Es macht mich glücklich, ein aktiver Teil der Versammlung zu sein. Bei den Zusammenkünften bin ich immer zugeschaltet, mittlerweile per Videokonferenz. Für die Programmpunkte mit Fragen und Antworten schreibe ich meine Kommentare vorher auf und jemand anders liest sie dann vor. Die Monatssendungen von JW Broadcasting schaue ich mir zusammen mit einigen Brüdern und Schwestern an. a
Ich habe das Locked-in-Syndrom jetzt schon seit 23 Jahren. Manchmal bin ich traurig. In diesen Momenten hilft es mir zu beten, mit meinen Glaubensbrüdern Zeit zu verbringen und im Dienst für Jehova aktiv zu bleiben. Dank meiner Versammlung konnte ich die letzten sechs Jahre den Hilfspionierdienst durchführen. Ich habe mich immer bemüht, ein gutes Vorbild für meinen Sohn zu sein. Alessandro ist inzwischen verheiratet und dient als Ältester.

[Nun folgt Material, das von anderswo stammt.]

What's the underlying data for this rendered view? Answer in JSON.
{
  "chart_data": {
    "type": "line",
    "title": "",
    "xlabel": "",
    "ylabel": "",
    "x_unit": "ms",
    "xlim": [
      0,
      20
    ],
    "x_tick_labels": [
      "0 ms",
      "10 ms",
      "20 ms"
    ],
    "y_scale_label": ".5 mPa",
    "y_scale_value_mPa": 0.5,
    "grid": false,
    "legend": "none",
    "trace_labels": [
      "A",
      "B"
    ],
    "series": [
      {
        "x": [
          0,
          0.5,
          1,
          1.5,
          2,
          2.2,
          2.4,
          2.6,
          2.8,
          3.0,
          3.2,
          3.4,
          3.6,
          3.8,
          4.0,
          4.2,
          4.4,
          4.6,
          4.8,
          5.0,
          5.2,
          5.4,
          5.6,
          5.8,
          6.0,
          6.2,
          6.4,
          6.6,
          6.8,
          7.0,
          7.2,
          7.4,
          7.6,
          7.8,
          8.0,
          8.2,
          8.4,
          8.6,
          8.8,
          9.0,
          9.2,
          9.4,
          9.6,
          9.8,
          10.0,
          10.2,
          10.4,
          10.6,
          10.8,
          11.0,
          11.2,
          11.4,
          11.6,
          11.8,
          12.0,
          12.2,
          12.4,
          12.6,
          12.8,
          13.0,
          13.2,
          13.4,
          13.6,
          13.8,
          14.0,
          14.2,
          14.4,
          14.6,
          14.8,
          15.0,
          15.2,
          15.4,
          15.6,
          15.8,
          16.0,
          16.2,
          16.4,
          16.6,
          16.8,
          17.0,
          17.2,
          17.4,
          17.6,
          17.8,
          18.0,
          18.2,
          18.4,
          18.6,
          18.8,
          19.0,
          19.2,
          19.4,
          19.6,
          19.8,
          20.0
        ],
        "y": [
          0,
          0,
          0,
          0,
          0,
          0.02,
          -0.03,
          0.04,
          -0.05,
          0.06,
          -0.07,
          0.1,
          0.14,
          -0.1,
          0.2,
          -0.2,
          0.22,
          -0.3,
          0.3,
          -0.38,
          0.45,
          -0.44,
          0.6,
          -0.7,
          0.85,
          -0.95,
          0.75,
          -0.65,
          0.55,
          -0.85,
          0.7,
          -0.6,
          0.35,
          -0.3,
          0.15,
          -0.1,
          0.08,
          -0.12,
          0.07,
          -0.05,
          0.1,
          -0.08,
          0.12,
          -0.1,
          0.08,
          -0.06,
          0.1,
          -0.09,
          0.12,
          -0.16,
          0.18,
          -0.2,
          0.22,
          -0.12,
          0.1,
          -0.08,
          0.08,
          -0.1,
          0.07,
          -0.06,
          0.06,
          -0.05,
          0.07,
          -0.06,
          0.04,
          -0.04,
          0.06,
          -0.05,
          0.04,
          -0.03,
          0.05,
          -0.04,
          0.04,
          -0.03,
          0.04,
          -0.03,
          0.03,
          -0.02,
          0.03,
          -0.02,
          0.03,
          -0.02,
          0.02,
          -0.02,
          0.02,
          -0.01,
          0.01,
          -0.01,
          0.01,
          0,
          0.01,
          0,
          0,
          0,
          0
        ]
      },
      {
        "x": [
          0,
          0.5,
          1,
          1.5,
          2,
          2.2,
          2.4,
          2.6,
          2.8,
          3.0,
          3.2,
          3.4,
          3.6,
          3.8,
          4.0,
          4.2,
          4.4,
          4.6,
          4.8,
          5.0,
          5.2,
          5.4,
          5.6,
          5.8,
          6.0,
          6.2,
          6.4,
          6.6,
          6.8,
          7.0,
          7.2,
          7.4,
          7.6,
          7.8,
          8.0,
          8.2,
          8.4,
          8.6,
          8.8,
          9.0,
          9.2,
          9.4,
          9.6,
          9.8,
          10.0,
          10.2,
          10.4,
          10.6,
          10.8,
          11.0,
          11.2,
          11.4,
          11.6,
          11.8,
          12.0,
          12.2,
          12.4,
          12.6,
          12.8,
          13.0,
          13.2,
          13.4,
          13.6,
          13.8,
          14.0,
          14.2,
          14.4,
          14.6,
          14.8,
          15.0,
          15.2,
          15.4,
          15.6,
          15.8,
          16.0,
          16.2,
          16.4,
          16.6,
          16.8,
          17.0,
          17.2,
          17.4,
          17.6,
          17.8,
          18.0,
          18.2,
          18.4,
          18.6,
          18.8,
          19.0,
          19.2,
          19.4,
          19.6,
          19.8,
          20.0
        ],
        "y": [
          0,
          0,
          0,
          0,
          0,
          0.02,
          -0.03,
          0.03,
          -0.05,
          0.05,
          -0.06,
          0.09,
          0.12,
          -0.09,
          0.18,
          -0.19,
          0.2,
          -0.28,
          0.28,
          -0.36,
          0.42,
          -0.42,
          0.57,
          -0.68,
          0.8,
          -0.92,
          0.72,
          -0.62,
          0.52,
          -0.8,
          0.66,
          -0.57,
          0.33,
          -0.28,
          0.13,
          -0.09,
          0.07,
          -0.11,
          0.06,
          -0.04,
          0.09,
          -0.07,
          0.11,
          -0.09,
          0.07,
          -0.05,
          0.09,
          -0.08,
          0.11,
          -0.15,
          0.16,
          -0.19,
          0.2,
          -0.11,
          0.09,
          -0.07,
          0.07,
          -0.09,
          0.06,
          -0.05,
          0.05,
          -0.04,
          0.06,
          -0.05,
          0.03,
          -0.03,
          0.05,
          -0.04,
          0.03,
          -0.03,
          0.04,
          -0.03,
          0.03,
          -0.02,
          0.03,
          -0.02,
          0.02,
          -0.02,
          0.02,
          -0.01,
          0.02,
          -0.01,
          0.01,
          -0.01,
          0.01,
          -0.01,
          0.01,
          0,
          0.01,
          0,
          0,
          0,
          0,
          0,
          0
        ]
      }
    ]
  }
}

Seine Frau und er sind allgemeine Pioniere.
Oft stelle ich mir vor, was ich im Paradies alles wieder machen werde. Als Allererstes möchte ich mit meiner eigenen Stimme über Jehova sprechen. Ich möchte gern einen Bach entlangspazieren und die schöne Landschaft genießen. Da ich die letzten 20 Jahre nur über Schläuche ernährt wurde, kann ich es kaum erwarten, einfach einen Apfel zu pflücken und hineinzubeißen. Als echte Italienerin freue ich mich darauf, meine Lieblingsgerichte selbst zuzubereiten und zu essen, natürlich auch Pizza!
‚Die Hoffnung auf Rettung‘ hat mich davor bewahrt, völlig zu verzweifeln (1. Thessalonicher 5:8). Immer wenn ich mir vorstelle, wie mein Leben in der neuen Welt aussehen wird, freue ich mich, und das trotz meiner körperlichen Einschränkungen. Bald gehören sie der Vergangenheit an. Ich sehne mich so sehr nach dem ‚wirklichen Leben‘, das Jehova uns durch sein Königreich versprochen hat“ (1. Timotheus 6:19; Matthäus 6:9, 10).